GOP lawmakers and Trump aides had expressed concern that Obama administration officials had during the election improperly requested that the names of Trump campaign members for partisan purposes. Former Trump campaign deputy manager David Bossie asserted that there was more evidence of illegal unmasking than of his team colluding with Russian officials to subvert the election.
"We have evidence here... These subpoenas will get to the bottom of whether any illegal activity or any political shenanigans went on with sharing classified information," Bossie told Fox News.
The subpoenas, which were issued by Nunes, specifically named former National Security Adviser Susan Rice, former CIA Director John Brennan and U.N. ambassador Samantha Power as persons of interest.
The ranking HIC member Democratic Rep. Adam Schiff of California blasted Nunes for issuing the subpoenas, noting that the GOP chairman had recused himself from the panel's Russia probe.
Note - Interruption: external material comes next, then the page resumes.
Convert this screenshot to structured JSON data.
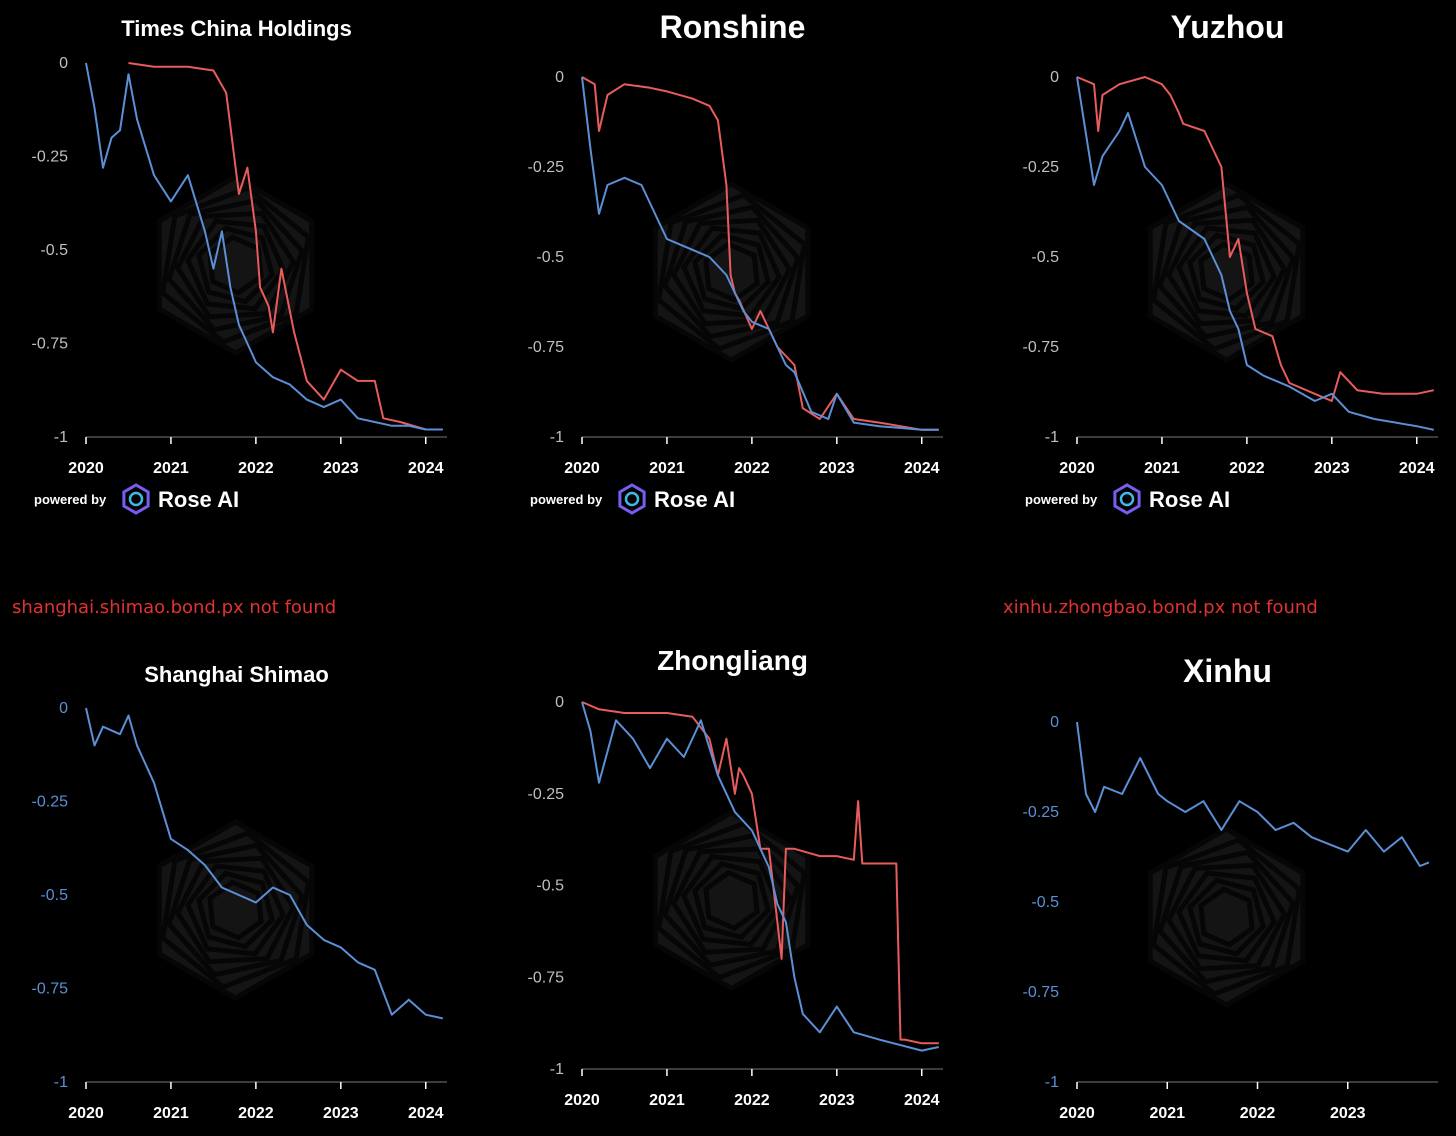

"I think that's a violation of the recusal by the Chairman," Schiff told MSNBC, adding that Schiff did not consult any Democratic members beforehand.
Schiff asserted that Nunes issued the subpoenas to satisfy "The White House's desire to shift attention away from the Russia probe and onto the issue of unmasking."
On April 6, Nunes recused himself from the HIC panel's Russia investigation after he was investigated for ethics violations. The California lawmaker had publicly revealed intelligence provided to him by White House officials to support Trump's unfounded claim that Obama had ordered surveillance against his campaign. The disclosure drew accusations that the committee chairman was coordinating with the Trump administration to derail the Russia probe, according to CNN.
On April 7, Nunes told his fellow California Republicans during a private dinner that he had not formally resigned and would resume his powers as chairman as soon as the House Ethics Committee concluded its investigation into his conduct.
"When these ethics charges are gone then I’m going to be back again," Nunes said, according to the Los Angeles Times.